Her mind had wandered to the trail of evidence. The key part of the puzzle, assuming the body Kwon went to recover was patient zero, was which species of the animal kingdom had passed the novel virus into its human host.
Harper was on the verge of drifting off to sleep when Yeshi called out her name.
“Harper, do you hear?”
Yeshi had heard it first. The unmistakable thump, thump, thump of a helicopter’s rotors. Coming from the east, the sound reverberated off the rocky cliffs of the East Face and echoed through the valleys. The helicopter was coming towards them at a high rate of speed.
Harper immediately wished she had binoculars to get a better view. She and Yeshi stood and used their eyes to shade them from the bright, overhead sun. The noise grew louder and then it seemed to multiply.
“Aw, shit. T
here’s more than one. Come on. We need to find cover between the rocks.”
Harper took off and Yeshi scampered along behind her. He eventually passed her and helped her down a part of the rock outcropping where the footing was unstable. They were almost to the bottom when Harper stopped their descent.
“What is it?” Yeshi asked.
“My jacket. I left it in the snow. They’ll see it.” Harper pulled away from Yeshi and began to claw her way back up the ridge.

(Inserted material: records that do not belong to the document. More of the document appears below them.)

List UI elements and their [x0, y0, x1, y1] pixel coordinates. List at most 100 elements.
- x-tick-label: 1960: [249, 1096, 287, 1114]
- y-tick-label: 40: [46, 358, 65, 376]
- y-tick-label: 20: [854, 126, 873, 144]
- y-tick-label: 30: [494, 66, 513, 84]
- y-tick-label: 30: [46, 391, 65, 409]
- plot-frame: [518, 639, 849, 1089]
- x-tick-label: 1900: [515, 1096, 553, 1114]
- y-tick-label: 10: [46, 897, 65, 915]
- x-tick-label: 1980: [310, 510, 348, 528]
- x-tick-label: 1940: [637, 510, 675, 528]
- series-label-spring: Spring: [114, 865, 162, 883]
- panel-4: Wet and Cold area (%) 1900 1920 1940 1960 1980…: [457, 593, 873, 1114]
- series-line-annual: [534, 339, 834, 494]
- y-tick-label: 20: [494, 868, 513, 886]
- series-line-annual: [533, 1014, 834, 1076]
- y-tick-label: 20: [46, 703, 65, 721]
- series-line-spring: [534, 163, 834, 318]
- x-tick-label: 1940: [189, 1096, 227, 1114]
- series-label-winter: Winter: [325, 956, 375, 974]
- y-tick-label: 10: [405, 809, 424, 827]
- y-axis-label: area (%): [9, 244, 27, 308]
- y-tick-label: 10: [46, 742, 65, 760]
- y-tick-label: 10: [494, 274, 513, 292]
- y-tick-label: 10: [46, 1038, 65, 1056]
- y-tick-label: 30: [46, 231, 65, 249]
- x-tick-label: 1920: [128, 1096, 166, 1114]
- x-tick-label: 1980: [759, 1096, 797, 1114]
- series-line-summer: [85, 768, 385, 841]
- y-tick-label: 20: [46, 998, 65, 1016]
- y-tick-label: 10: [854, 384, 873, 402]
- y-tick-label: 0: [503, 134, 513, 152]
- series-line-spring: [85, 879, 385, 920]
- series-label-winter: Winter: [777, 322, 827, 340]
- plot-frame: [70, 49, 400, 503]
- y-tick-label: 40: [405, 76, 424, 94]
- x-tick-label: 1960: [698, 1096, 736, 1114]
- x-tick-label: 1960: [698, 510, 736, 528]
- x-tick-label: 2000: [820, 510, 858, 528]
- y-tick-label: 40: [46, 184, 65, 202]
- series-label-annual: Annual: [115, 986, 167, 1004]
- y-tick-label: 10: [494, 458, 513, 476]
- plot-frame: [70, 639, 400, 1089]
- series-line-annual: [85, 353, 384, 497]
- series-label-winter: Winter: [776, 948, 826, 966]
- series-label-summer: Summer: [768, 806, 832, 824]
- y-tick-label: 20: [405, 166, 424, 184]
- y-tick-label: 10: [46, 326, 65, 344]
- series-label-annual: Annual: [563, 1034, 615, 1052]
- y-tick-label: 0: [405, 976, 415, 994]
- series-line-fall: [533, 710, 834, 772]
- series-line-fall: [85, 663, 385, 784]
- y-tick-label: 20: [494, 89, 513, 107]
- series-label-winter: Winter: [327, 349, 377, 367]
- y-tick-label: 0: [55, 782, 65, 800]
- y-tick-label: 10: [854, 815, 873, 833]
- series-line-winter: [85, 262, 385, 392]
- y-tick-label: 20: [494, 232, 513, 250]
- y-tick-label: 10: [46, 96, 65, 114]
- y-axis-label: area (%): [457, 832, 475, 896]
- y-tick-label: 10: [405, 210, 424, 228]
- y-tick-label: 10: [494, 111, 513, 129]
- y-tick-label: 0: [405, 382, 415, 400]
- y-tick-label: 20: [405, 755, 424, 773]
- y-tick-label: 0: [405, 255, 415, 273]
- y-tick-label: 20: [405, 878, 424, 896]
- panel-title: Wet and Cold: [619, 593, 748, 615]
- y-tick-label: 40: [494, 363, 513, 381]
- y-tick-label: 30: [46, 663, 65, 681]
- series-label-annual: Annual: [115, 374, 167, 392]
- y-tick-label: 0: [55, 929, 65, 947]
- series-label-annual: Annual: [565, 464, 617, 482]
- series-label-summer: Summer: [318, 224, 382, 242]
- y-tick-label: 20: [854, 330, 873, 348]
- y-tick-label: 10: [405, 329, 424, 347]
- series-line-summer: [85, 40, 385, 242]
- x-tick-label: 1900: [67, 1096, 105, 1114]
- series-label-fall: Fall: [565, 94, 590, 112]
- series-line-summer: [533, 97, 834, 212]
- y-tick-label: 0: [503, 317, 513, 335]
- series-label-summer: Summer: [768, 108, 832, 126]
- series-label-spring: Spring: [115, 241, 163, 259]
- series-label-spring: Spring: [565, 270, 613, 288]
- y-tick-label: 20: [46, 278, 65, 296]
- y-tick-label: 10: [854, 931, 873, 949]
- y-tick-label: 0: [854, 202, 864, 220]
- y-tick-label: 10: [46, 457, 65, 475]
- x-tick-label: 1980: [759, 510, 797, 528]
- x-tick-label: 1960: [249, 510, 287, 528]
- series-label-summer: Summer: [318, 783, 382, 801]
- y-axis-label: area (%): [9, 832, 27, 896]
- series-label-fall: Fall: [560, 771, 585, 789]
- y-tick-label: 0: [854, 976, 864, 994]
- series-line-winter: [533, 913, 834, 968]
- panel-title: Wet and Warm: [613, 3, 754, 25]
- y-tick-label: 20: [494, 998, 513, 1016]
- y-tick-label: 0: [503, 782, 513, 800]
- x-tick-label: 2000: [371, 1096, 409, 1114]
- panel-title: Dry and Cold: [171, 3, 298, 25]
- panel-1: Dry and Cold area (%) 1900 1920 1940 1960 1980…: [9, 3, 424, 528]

“There is no time. We have to hide.”
Harper stood frozen in her tracks. Her mind raced as she tried to make a decision. The threatening sounds of the choppers approaching made the decision easy. She’d have to hope for the best. She joined Yeshi at the bottom, and the two of them shimmied between a snowdrift and the ridge. The sound of the rotor blades was deafening, and the force against the ground was so strong that large pieces of snow slid off the ridge and landed in the space between the rocks where they’d stashed the snowmobiles.
The two of them held their breath, mentally making every effort to avoid detection. They listened, fully expecting the choppers to land atop the ridge and dispatch armed soldiers to apprehend them, if they were lucky.
However, that didn’t happen. The helicopters continued on their path, racing along the Nepalese border northwesterly toward India. After several moments of returned silence, they emerged from their hiding spot and walked into the valley. They cautiously surveilled the valleys and adjoining ridges. There was no sign of a threat.
Harper breathed a sigh of relief and immediately thanked God for giving them a break. They’d been through enough, and Kwon certainly didn’t need the distraction. She and Yeshi returned to their observation post at the top of the ridge, convinced they had avoided being seen. However, they continued observing the ground and the skies with a heightened state of awareness.
Kwon and the Sherpas were completely exposed as they ascended the East Face of Mount Everest. There was no cave to crawl into. It wasn’t possible to change the color of their clothing, which stood out like neon beacons against the gray-white granite wall. They were over a thousand feet above the valley, so jumping was clearly not an option. All they could do was continue moving in hopes the helicopter’s crew didn’t think to look for them there and overlooked the four snowmobiles, which had no place to hide.